Œuvres poétiques de Chénier (Moland, 1889)/Élégie italienne. Éloge de la vieillesse
LXXXII[1]
ÉLÉGIE ITALIENNE[2]
Ô délices d’amour, et toi, molle paresse,
Vous aurez donc usé mon oisive jeunesse !
Les belles sont partout. Pour chercher les beaux-arts,
Des Alpes vainement j’ai franchi les remparts :
Rome d’amours en foule assiége mon asile.
Sage vieillesse, accours ! Ô déesse tranquille,
De ma jeune saison éteins ces feux brûlants,
Sage vieillesse ! Heureux qui dès ses premiers ans
À senti de son sang, dans ses veines stagnantes,
Couler d’un pas égal les ondes languissantes ;
Dont les désirs jamais n’ont troublé la raison ;
Pour qui les yeux n’ont point de suave poison ;
Au sein de qui jamais une absente perdue
N’a laissé l’aiguillon d’une trop belle vue[3] ;
Qui, s’il regarde et loue un front si gracieux,
Ne le voit plus sitôt qu’il n’est plus sous ses yeux !
Doux et cruels tyrans, brillantes héroïnes,
Femmes, de ma mémoire habitantes divines,
Fantômes enchanteurs, cessez de m’égarer.

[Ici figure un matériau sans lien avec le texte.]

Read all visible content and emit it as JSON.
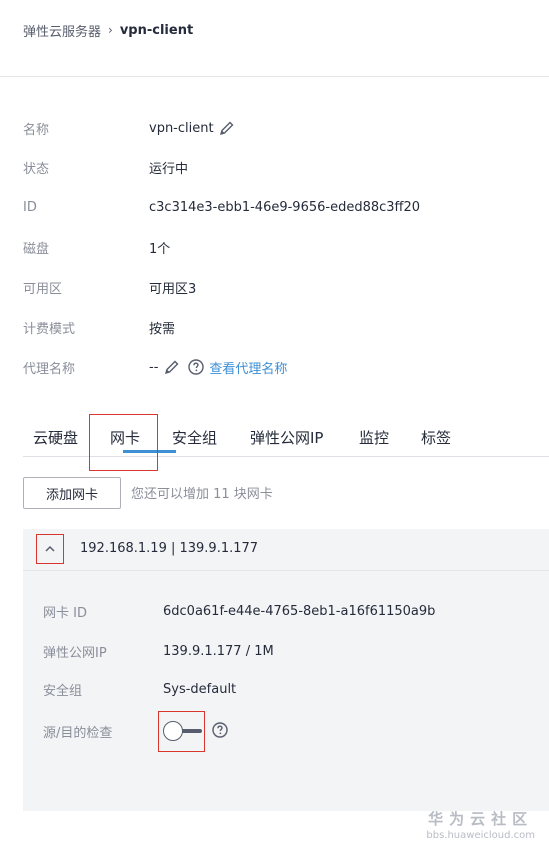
{
  "breadcrumb": {
    "parent": "弹性云服务器",
    "separator": "›",
    "current": "vpn-client"
  },
  "info": {
    "name_label": "名称",
    "name_value": "vpn-client",
    "status_label": "状态",
    "status_value": "运行中",
    "id_label": "ID",
    "id_value": "c3c314e3-ebb1-46e9-9656-eded88c3ff20",
    "disk_label": "磁盘",
    "disk_value": "1个",
    "az_label": "可用区",
    "az_value": "可用区3",
    "billing_label": "计费模式",
    "billing_value": "按需",
    "proxy_label": "代理名称",
    "proxy_value": "--",
    "proxy_link": "查看代理名称"
  },
  "tabs": [
    {
      "label": "云硬盘"
    },
    {
      "label": "网卡"
    },
    {
      "label": "安全组"
    },
    {
      "label": "弹性公网IP"
    },
    {
      "label": "监控"
    },
    {
      "label": "标签"
    }
  ],
  "active_tab": "网卡",
  "nic_toolbar": {
    "add_button": "添加网卡",
    "hint": "您还可以增加 11 块网卡"
  },
  "nic": {
    "title": "192.168.1.19 | 139.9.1.177",
    "id_label": "网卡 ID",
    "id_value": "6dc0a61f-e44e-4765-8eb1-a16f61150a9b",
    "eip_label": "弹性公网IP",
    "eip_value": "139.9.1.177 / 1M",
    "sg_label": "安全组",
    "sg_value": "Sys-default",
    "check_label": "源/目的检查",
    "check_enabled": false
  },
  "watermark": {
    "title": "华为云社区",
    "url": "bbs.huaweicloud.com"
  },
  "colors": {
    "accent": "#3d8fd6",
    "highlight": "#d9362d",
    "label": "#8a8e99",
    "text": "#252b3a"
  },
  "icons": {
    "edit": "pencil-icon",
    "help": "question-circle-icon",
    "collapse": "chevron-up-icon"
  }
}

Ô mon cœur ! ô mes sens ! laissez-moi respirer ;
Laissez-moi, dans la paix et l’ombre solitaire,
Travailler à loisir quelque œuvre noble et fière
Qui, sur l’amas des temps propre à se maintenir,
Me recommande aux yeux des âges à venir.
Mais non ! j’implore en vain un repos favorable ;
Je t’appartiens, Amour, Amour inexorable ;
Et tu ne permets pas à ton esclave amant
De pouvoir loin de toi se distraire un moment ![4]
Eh bien ! allons, conduis-moi aux pieds de… je ne refuse aucun esclavage… Conduis-moi vers elle, puisque c’est elle que tu me l’appelles toujours… Allons, suivons les fureurs de l’âge… mais puisse-t-il passer vite… puisse venir la vieillesse ! … la vieillesse seule est heureuse (contredire pied à pied l’élégie contre la vieillesse[5]), le vieillard se promène à la campagne, se livre à des goûts innocents, étudie sans que les vaines fureurs d’Apollon le fatiguent… les soins de la propreté, une vie innocente font fleurir la santé sur son visage. S’il devient amoureux d’une jeune belle :
Il a le bien d’aimer sans en avoir les peines ;
Il n’en exige rien, il ne veut que l’aimer.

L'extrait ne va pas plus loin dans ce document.